The AusAID-supported VPIP and STPLSP projects as well as recent FAO projects have been effective in promoting the skills and achievements of women as well as men livestock farmers. Successful farming families which raise livestock integrated with farming systems in the Southwest Pacific typically involve men and women sharing the total livestock management workload.

Women take prime responsibility for small livestock and have a varying involvement with large ruminants. In Fiji and Samoa women have a significant profile with the dairy industry. In Vanuatu, on 73% of cattle smallholdings, women are actively involved in pasture establishment, weeding and fencing with their men (Eberhard & Robinson 1993). In these projects women as well as men have had first-hand access to technology and information. In some cases involving reticent women, this has necessitated single gender field days and training events.

Extension Officer Samson Tim
trains Grace Gurulau from Guadalcanal in surplus rain tree control
.

Greater effectiveness of regional training

Regionally based training is providing to be more relevant and motivational than courses in Australia or elsewhere, where the training environment is structurally, climatically and socio-economically foreign.
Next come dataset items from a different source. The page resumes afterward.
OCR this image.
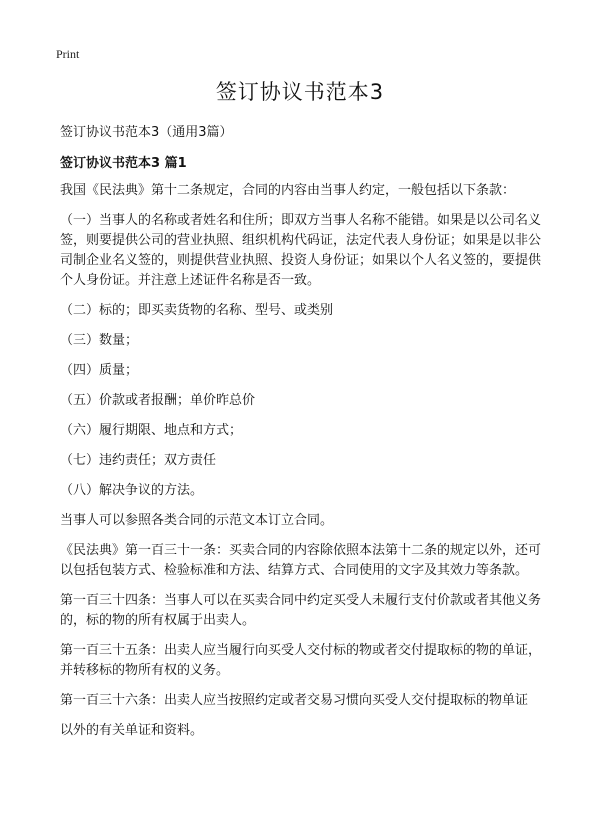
Print
签订协议书范本3

签订协议书范本3（通用3篇）

签订协议书范本3 篇1

我国《民法典》第十二条规定，合同的内容由当事人约定，一般包括以下条款：

（一）当事人的名称或者姓名和住所；即双方当事人名称不能错。如果是以公司名义签，则要提供公司的营业执照、组织机构代码证，法定代表人身份证；如果是以非公司制企业名义签的，则提供营业执照、投资人身份证；如果以个人名义签的，要提供个人身份证。并注意上述证件名称是否一致。

（二）标的；即买卖货物的名称、型号、或类别

（三）数量；

（四）质量；

（五）价款或者报酬；单价昨总价

（六）履行期限、地点和方式；

（七）违约责任；双方责任

（八）解决争议的方法。

当事人可以参照各类合同的示范文本订立合同。

《民法典》第一百三十一条：买卖合同的内容除依照本法第十二条的规定以外，还可以包括包装方式、检验标准和方法、结算方式、合同使用的文字及其效力等条款。

第一百三十四条：当事人可以在买卖合同中约定买受人未履行支付价款或者其他义务的，标的物的所有权属于出卖人。

第一百三十五条：出卖人应当履行向买受人交付标的物或者交付提取标的物的单证，并转移标的物所有权的义务。

第一百三十六条：出卖人应当按照约定或者交易习惯向买受人交付提取标的物单证

以外的有关单证和资料。
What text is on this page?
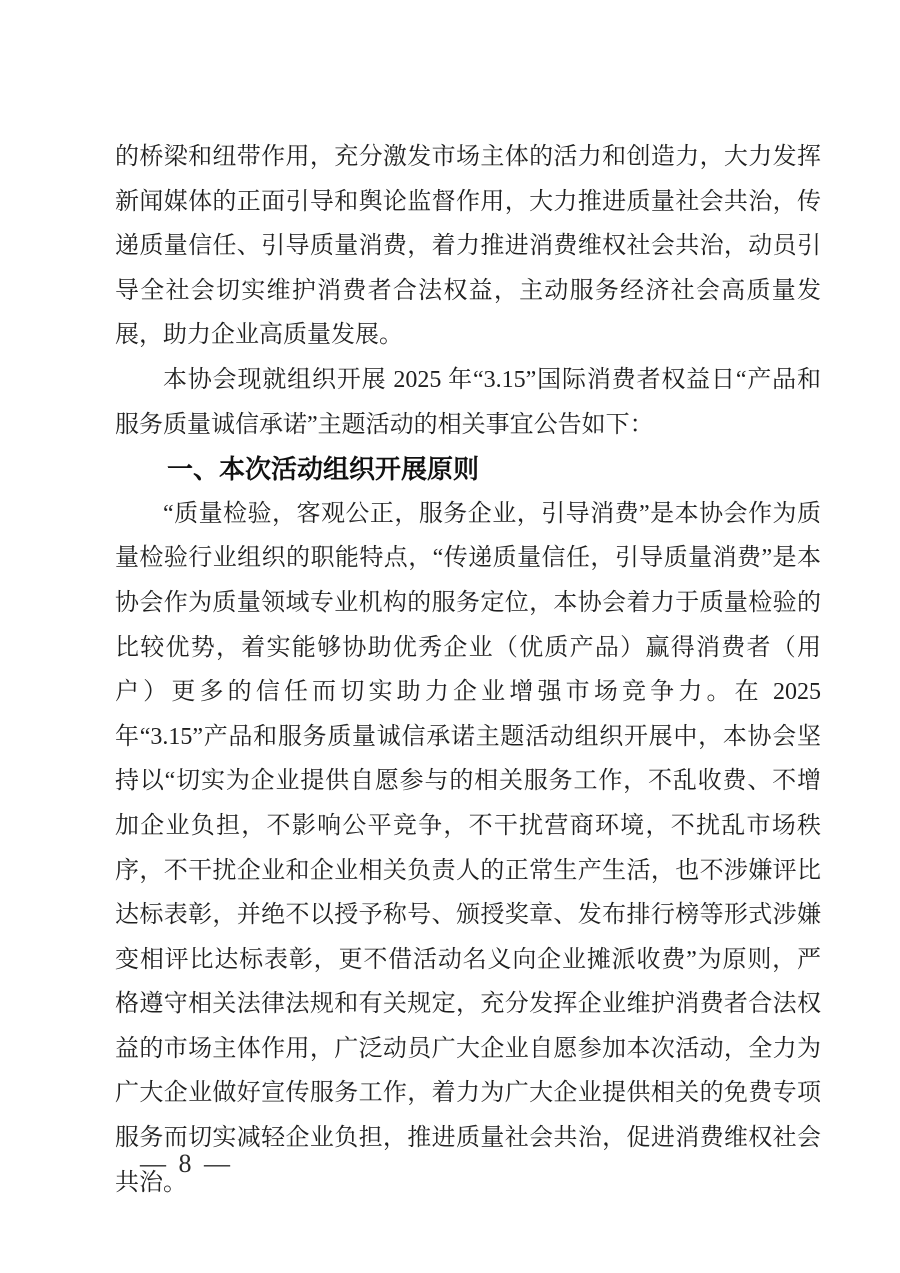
的桥梁和纽带作用，充分激发市场主体的活力和创造力，大力发挥新闻媒体的正面引导和舆论监督作用，大力推进质量社会共治，传递质量信任、引导质量消费，着力推进消费维权社会共治，动员引导全社会切实维护消费者合法权益，主动服务经济社会高质量发展，助力企业高质量发展。

本协会现就组织开展 2025 年“3.15”国际消费者权益日“产品和服务质量诚信承诺”主题活动的相关事宜公告如下：

一、本次活动组织开展原则

“质量检验，客观公正，服务企业，引导消费”是本协会作为质量检验行业组织的职能特点，“传递质量信任，引导质量消费”是本协会作为质量领域专业机构的服务定位，本协会着力于质量检验的比较优势，着实能够协助优秀企业（优质产品）赢得消费者（用户）更多的信任而切实助力企业增强市场竞争力。在 2025 年“3.15”产品和服务质量诚信承诺主题活动组织开展中，本协会坚持以“切实为企业提供自愿参与的相关服务工作，不乱收费、不增加企业负担，不影响公平竞争，不干扰营商环境，不扰乱市场秩序，不干扰企业和企业相关负责人的正常生产生活，也不涉嫌评比达标表彰，并绝不以授予称号、颁授奖章、发布排行榜等形式涉嫌变相评比达标表彰，更不借活动名义向企业摊派收费”为原则，严格遵守相关法律法规和有关规定，充分发挥企业维护消费者合法权益的市场主体作用，广泛动员广大企业自愿参加本次活动，全力为广大企业做好宣传服务工作，着力为广大企业提供相关的免费专项服务而切实减轻企业负担，推进质量社会共治，促进消费维权社会共治。

— 8 —
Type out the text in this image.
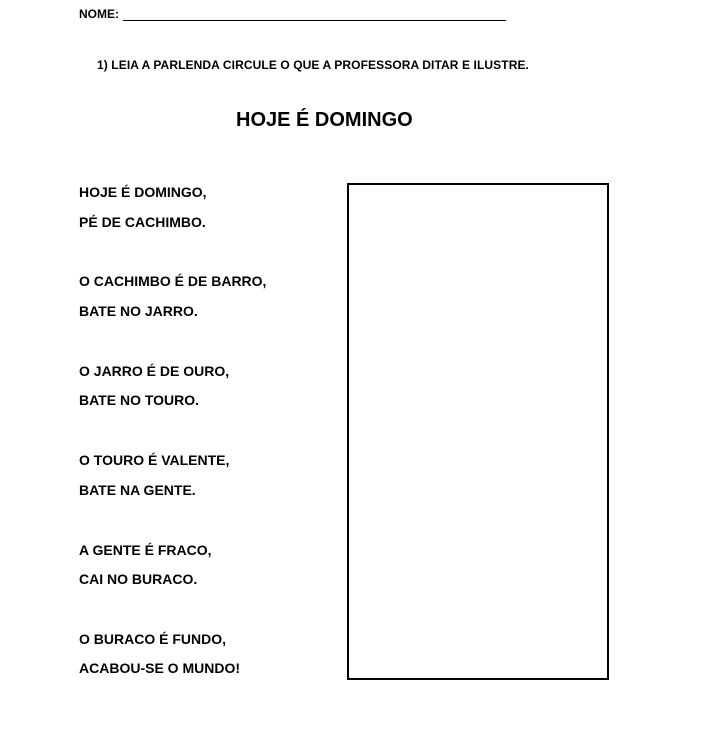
NOME:
1) LEIA A PARLENDA CIRCULE O QUE A PROFESSORA DITAR E ILUSTRE.
HOJE É DOMINGO
HOJE É DOMINGO,
PÉ DE CACHIMBO.
O CACHIMBO É DE BARRO,
BATE NO JARRO.
O JARRO É DE OURO,
BATE NO TOURO.
O TOURO É VALENTE,
BATE NA GENTE.
A GENTE É FRACO,
CAI NO BURACO.
O BURACO É FUNDO,
ACABOU-SE O MUNDO!
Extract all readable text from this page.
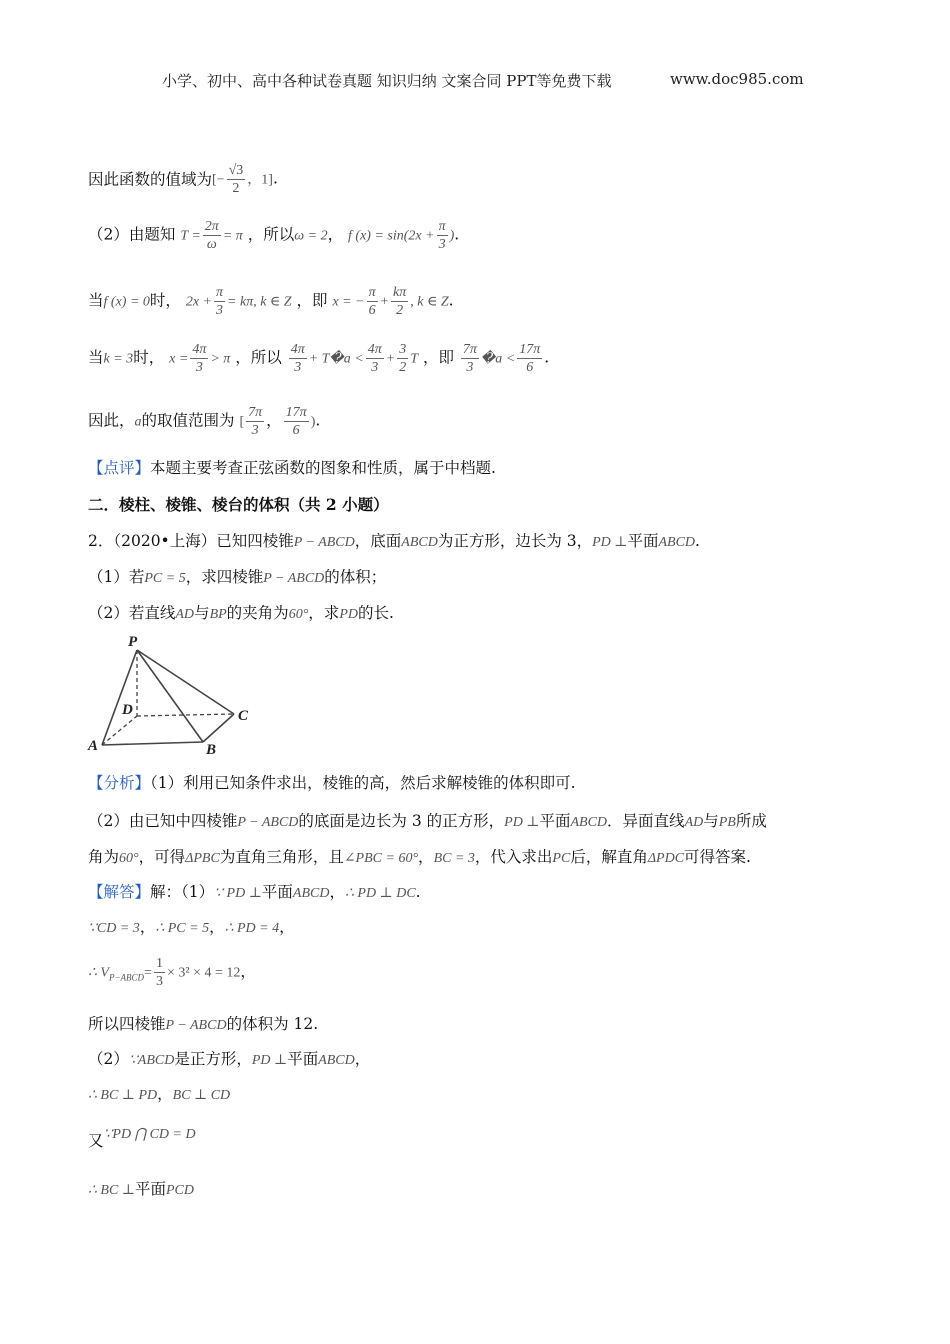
小学、初中、高中各种试卷真题 知识归纳 文案合同 PPT等免费下载	www.doc985.com
因此函数的值域为[− $\frac{√3}{2}$ ，1].
（2）由题知 $T = \frac{2\pi}{\omega} = \pi$ ，所以ω = 2， f $(x) = \sin(2x + \frac{\pi}{3}$ ).
当f (x) = 0时， $2x + \frac{\pi}{3} = k\pi$, k ∈ Z ，即 x = − $\frac{\pi}{6} + \frac{k\pi}{2}$ , k ∈ Z.
当k = 3时， $x = \frac{4\pi}{3} > \pi$ ，所以 $\frac{4\pi}{3}$ + T�a < $\frac{4\pi}{3} + \frac{3}{2}$ T ，即 $\frac{7\pi}{3}$ �a < $\frac{17\pi}{6}$ .
因此，a的取值范围为 [ $\frac{7\pi}{3}$ ， $\frac{17\pi}{6}$ ).
【点评】本题主要考查正弦函数的图象和性质，属于中档题.
二．棱柱、棱锥、棱台的体积（共 2 小题）
2．（2020•上海）已知四棱锥P − ABCD，底面ABCD为正方形，边长为 3，PD ⊥平面ABCD.
（1）若PC = 5，求四棱锥P − ABCD的体积；
（2）若直线AD与BP的夹角为60°，求PD的长.
P
D	C
A	B
【分析】（1）利用已知条件求出，棱锥的高，然后求解棱锥的体积即可.
（2）由已知中四棱锥P − ABCD的底面是边长为 3 的正方形，PD ⊥平面ABCD．异面直线AD与PB所成
角为60°，可得ΔPBC为直角三角形，且∠PBC = 60°，BC = 3，代入求出PC后，解直角ΔPDC可得答案.
【解答】解：（1）∵ PD ⊥平面ABCD，∴ PD ⊥ DC.
∵CD = 3，∴ PC = 5，∴ PD = 4，
∴ $V_{P-ABCD}= \frac{1}{3} \times 3^2 \times 4 = 12$，
所以四棱锥P − ABCD的体积为 12.
（2）∵ABCD是正方形，PD ⊥平面ABCD，
∴ BC ⊥ PD，BC ⊥ CD
又∵PD ⋂ CD = D
∴ BC ⊥平面PCD
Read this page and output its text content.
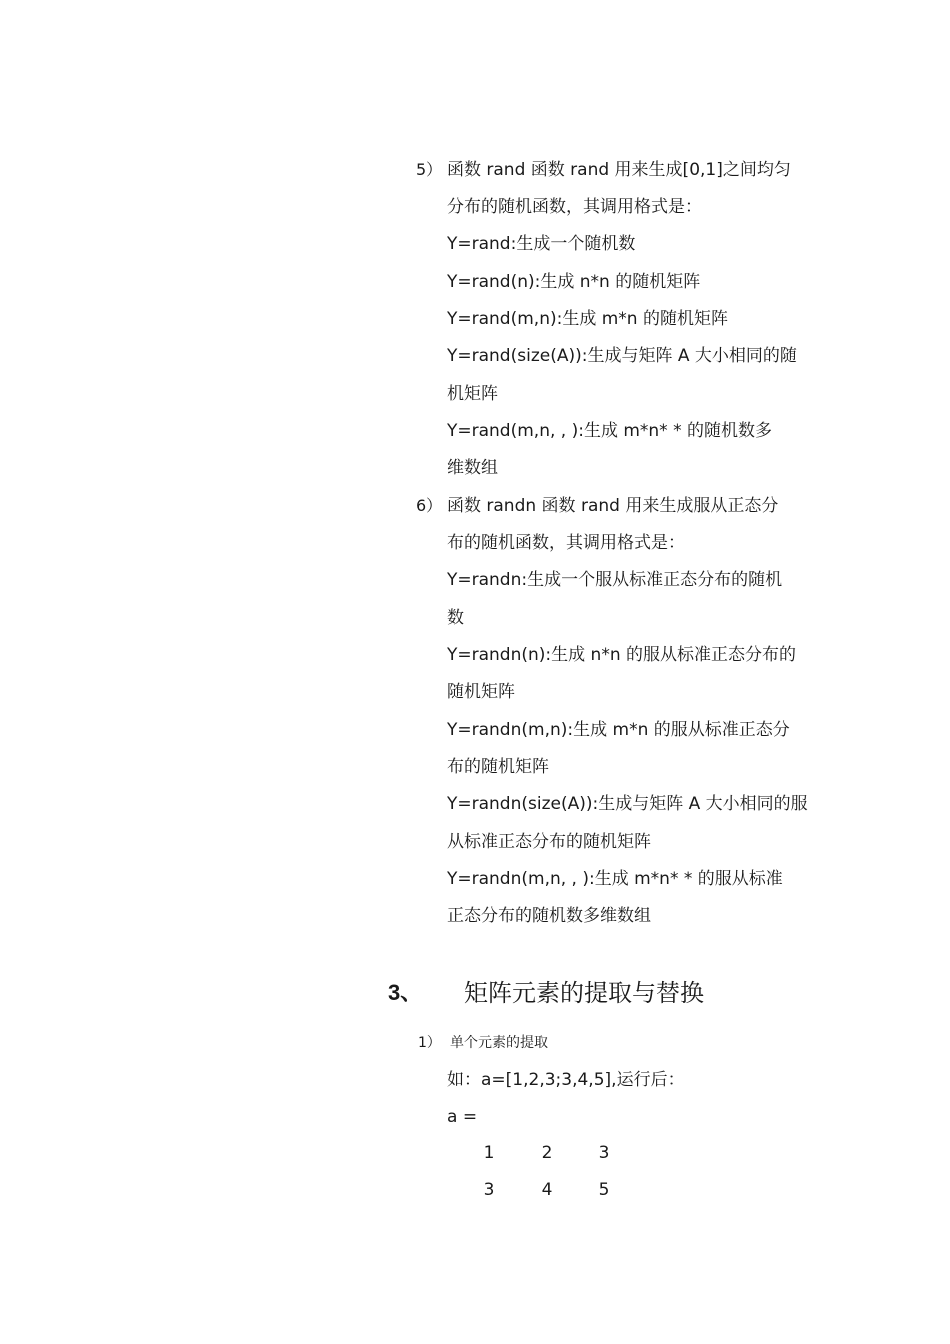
5） 函数 rand 函数 rand 用来生成[0,1]之间均匀
分布的随机函数，其调用格式是：
Y=rand:生成一个随机数
Y=rand(n):生成 n*n 的随机矩阵
Y=rand(m,n):生成 m*n 的随机矩阵
Y=rand(size(A)):生成与矩阵 A 大小相同的随
机矩阵
Y=rand(m,n, , ):生成 m*n* * 的随机数多
维数组
6） 函数 randn 函数 rand 用来生成服从正态分
布的随机函数，其调用格式是：
Y=randn:生成一个服从标准正态分布的随机
数
Y=randn(n):生成 n*n 的服从标准正态分布的
随机矩阵
Y=randn(m,n):生成 m*n 的服从标准正态分
布的随机矩阵
Y=randn(size(A)):生成与矩阵 A 大小相同的服
从标准正态分布的随机矩阵
Y=randn(m,n, , ):生成 m*n* * 的服从标准
正态分布的随机数多维数组
3、 矩阵元素的提取与替换
1） 单个元素的提取
如：a=[1,2,3;3,4,5],运行后：
a =
1	2	3
3	4	5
The track record of these grazing livestock projects has shown a quantifiable improvement in confidence, technical and problem-solving skills as well as communication and organisational skills in the majority of trained personnel. However, these projects have only had an impact on a small percentage of regional livestock subsector personnel. Many regional extensionists still require a spectrum of proven livestock messages to extend. Further regional training and extension support is likely to be successful.

Strong interest in further training and livestock system support

Interest in further training is high. Annual meetings of Southwest Pacific ministers of agriculture and other forums request problem-solving training and support for extension systems. Many Pacific Island governments are requesting integrated production and marketing support to develop a critical mass of adoptive farmers sustaining higher levels of animal production and profitability. It is argued by various government livestock development managers and directors that once a critical mass is achieved, further development can rely on national government resources.